1. Data transparency
Beginning in the mid-90s with the Clinton administration’s interest in updating government paper record handling, followed by the Bush administration and its general movement toward update the Federal bureaucracy to leverage more efficient digital information processing, data transparency has become critical to the efficacy of governmental operations. Part of this rationale relates to the sheer practical density of records handled on any given day.
With the Obama administration’s interest in information transparency, in 2008 the gate was flung open wide by calling for enhanced and more granular processing that fostered dependencies associated with binding individual record densities with various overarching policies. Today, in the realm of government ERP, all major systems number transparency as a critical feature.
2. Policy handling
In parallel with considerations regarding data transparency, government ERP and public sector ERP also require an intrinsic ability to create, store and deliver policy-based information as a core feature requirement. In this event, the elemental module behaves similarly to civil business rule indexes, although in the case of governmental operations, the policy datastore must be much more comprehensive than its less granular systems brother.

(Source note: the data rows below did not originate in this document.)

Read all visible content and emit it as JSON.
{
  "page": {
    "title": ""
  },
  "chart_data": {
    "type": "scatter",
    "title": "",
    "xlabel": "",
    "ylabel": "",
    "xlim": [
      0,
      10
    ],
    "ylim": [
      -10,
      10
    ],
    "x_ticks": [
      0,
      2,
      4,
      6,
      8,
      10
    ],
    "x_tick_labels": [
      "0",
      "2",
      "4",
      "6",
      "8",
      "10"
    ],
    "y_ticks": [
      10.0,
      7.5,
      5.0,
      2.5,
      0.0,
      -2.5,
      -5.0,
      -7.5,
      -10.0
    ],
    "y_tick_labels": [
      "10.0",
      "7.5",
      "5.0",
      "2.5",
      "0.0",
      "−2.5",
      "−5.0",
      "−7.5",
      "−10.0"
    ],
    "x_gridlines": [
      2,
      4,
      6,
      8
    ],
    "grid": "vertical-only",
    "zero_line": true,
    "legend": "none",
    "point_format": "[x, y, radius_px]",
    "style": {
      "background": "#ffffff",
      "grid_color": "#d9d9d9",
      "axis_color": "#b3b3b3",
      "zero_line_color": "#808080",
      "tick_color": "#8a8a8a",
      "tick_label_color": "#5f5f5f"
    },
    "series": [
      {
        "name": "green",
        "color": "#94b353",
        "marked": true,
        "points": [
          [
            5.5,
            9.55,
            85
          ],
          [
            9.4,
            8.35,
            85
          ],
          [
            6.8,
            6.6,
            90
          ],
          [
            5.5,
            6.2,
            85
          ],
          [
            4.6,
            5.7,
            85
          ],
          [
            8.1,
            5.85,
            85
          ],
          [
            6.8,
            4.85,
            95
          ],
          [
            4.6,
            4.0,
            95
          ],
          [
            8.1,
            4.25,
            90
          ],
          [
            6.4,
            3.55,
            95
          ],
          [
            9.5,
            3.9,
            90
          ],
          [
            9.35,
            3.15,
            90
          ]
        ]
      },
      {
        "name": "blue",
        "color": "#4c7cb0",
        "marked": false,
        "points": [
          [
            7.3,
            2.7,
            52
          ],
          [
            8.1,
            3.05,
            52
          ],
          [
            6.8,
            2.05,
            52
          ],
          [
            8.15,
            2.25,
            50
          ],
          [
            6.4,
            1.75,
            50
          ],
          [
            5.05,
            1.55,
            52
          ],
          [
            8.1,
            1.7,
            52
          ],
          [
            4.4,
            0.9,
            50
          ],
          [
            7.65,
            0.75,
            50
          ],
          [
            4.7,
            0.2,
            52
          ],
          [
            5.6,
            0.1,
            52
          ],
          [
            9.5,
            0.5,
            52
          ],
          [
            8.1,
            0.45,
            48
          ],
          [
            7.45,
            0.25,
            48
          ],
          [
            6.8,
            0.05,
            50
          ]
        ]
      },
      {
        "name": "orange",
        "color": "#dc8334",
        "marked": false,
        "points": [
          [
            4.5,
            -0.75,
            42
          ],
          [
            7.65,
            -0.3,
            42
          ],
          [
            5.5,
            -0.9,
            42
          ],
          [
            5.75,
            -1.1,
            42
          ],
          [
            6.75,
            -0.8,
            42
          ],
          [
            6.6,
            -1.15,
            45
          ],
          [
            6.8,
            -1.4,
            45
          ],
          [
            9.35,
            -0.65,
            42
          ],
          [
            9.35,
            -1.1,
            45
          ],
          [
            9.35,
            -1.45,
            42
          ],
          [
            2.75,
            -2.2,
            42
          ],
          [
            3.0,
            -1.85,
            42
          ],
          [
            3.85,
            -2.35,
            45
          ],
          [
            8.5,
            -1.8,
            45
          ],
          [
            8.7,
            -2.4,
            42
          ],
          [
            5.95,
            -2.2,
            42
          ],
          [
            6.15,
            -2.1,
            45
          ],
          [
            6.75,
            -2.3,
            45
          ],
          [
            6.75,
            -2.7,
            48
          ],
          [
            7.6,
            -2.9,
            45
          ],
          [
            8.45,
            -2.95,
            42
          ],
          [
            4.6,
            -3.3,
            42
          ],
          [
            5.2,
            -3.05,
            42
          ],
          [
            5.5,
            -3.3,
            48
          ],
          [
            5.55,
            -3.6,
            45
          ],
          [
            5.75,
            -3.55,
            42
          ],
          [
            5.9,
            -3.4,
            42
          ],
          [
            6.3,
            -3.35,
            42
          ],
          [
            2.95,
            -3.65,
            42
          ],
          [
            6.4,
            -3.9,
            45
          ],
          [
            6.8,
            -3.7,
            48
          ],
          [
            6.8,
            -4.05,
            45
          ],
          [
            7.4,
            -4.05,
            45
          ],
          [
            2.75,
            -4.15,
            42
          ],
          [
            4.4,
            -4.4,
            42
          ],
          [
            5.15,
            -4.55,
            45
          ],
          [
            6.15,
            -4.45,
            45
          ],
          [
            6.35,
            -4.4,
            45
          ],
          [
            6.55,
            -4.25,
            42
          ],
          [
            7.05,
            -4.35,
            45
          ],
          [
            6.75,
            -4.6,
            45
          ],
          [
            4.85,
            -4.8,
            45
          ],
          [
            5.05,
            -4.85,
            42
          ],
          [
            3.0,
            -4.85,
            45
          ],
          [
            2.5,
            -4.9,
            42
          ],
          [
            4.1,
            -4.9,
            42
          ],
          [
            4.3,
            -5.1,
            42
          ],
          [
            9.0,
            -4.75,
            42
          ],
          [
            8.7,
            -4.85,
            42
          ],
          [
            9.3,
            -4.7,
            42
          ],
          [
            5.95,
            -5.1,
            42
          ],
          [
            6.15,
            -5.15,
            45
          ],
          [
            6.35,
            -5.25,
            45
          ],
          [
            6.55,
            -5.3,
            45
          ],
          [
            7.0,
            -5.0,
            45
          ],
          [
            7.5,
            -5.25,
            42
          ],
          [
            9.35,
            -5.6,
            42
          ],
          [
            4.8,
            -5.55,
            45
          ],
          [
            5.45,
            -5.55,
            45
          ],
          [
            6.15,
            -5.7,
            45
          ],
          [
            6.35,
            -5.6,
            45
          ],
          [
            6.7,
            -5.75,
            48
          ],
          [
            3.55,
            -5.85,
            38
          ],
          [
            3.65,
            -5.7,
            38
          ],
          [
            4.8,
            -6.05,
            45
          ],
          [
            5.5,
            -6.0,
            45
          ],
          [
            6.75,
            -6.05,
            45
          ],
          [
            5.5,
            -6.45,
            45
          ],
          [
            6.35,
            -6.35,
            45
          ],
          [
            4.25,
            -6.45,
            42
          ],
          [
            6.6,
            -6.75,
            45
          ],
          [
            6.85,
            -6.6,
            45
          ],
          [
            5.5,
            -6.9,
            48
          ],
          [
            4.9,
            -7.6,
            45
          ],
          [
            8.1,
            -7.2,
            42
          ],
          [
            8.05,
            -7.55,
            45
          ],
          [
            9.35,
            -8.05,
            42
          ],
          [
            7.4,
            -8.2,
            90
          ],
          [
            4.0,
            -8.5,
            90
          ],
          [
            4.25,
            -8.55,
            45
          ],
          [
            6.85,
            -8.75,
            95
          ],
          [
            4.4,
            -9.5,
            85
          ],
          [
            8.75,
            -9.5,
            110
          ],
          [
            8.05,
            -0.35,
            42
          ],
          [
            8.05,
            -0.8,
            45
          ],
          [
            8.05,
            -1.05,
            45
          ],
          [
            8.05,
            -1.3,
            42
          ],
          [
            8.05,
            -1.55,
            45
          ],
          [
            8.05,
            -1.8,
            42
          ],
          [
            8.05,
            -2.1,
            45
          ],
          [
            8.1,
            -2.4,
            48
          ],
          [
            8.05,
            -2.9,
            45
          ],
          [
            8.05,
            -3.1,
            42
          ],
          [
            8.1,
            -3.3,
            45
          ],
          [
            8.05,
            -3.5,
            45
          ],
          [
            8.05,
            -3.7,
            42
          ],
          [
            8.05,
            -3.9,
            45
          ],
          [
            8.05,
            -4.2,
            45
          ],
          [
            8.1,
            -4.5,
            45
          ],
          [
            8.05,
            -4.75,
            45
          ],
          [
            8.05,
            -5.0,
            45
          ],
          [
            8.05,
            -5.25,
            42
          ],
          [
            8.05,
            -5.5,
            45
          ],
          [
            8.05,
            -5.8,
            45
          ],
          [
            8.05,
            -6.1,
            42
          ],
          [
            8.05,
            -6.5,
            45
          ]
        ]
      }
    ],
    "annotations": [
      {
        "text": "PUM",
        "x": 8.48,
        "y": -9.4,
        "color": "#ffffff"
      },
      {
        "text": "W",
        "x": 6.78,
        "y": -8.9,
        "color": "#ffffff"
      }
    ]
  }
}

3. Project driven, demand-oriented scalability
As one might expect, governmental data-handling requirements are typically dense at the records level; and depending on a particular department or agency, the need to scale up quickly represents a core feature element. This need for scalability is further challenged by a secondary need to operate on a project by project basis, thereby calling for an endemic dual-driven operational capability.
4. Comprehensive native security elements
Prior to 2014, a necessity for internalized, or native, security features were largely limited to various password and/or record locks, whether the ERP system was applied to civil, or public sector operations. However, with the advent of ISIS in addition to numerous black hat hacktivist organizations such as Anonymous, Wikileaks, and the former LulzSec who were and are committed to disrupting digital business and governmental operations on a regular basis, more comprehensive security components have emerged, within the government ERP space.
These systems components exist at the codebase level, and are designed to intrinsic to the system as a whole. The goal is to marginalize and/or eliminate threat vectors before they can be subsumed within the platform itself, thereby establishing more coherent end-to-end system stability throughout the full life-span of its use.
Of course, these four elements represent just a small sampling of a much more discrete list of public sector, Federal, or Municipal in the case of ERP features. Consequently, if you are considering implementing new software please ensure that you are completely versed on what is and isn’t relevant to your operations.